In this regard, it is important to not lose sight of the other domains of quality care. The effectiveness of a diagnostic study goes beyond these simple calculations and is based on the test’s utility in clinical decision-making. There is often wide variation in the use of diagnostic tests based on their perceived benefit in the evaluation of specific disease processes and on their contribution to the overall care of the patient. Scholarly societies and expert panels have developed consensus guidelines in the form of appropriate use criteria documents for various tests and disease states.
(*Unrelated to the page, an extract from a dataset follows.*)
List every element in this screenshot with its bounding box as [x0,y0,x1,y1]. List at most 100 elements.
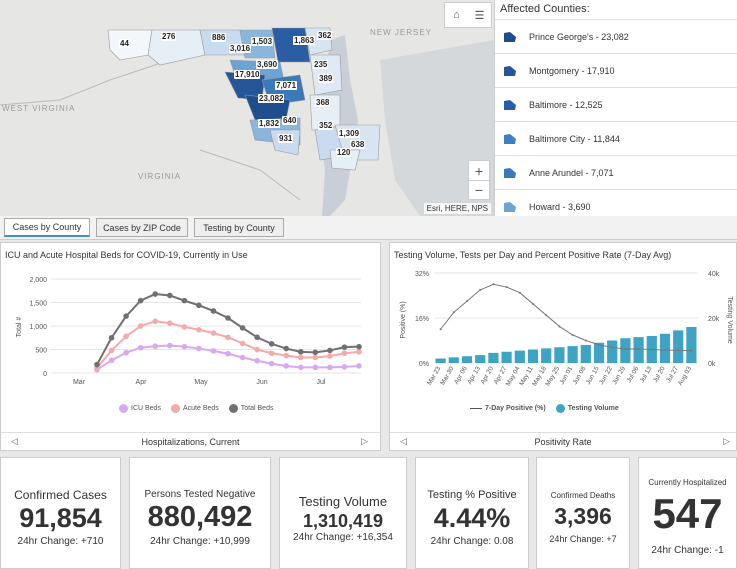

However, it is difficult to determine the overall utility of a vascular laboratory study and its relationship to the ultimate clinical outcome even when evaluated under the appropriateness of use criteria. Other commonly employed measures of test or lab effectiveness include patient and provider perceptions of the test’s role in care. Surveys are often performed in NIVL to evaluate these aspects of patient-centered care. There is also an interest among patients, providers and payers to increase the overall efficiency of diagnostic tests as judged by a reduced need for either repeat testing (same modality) or supplementary or confirmatory testing with other modalities.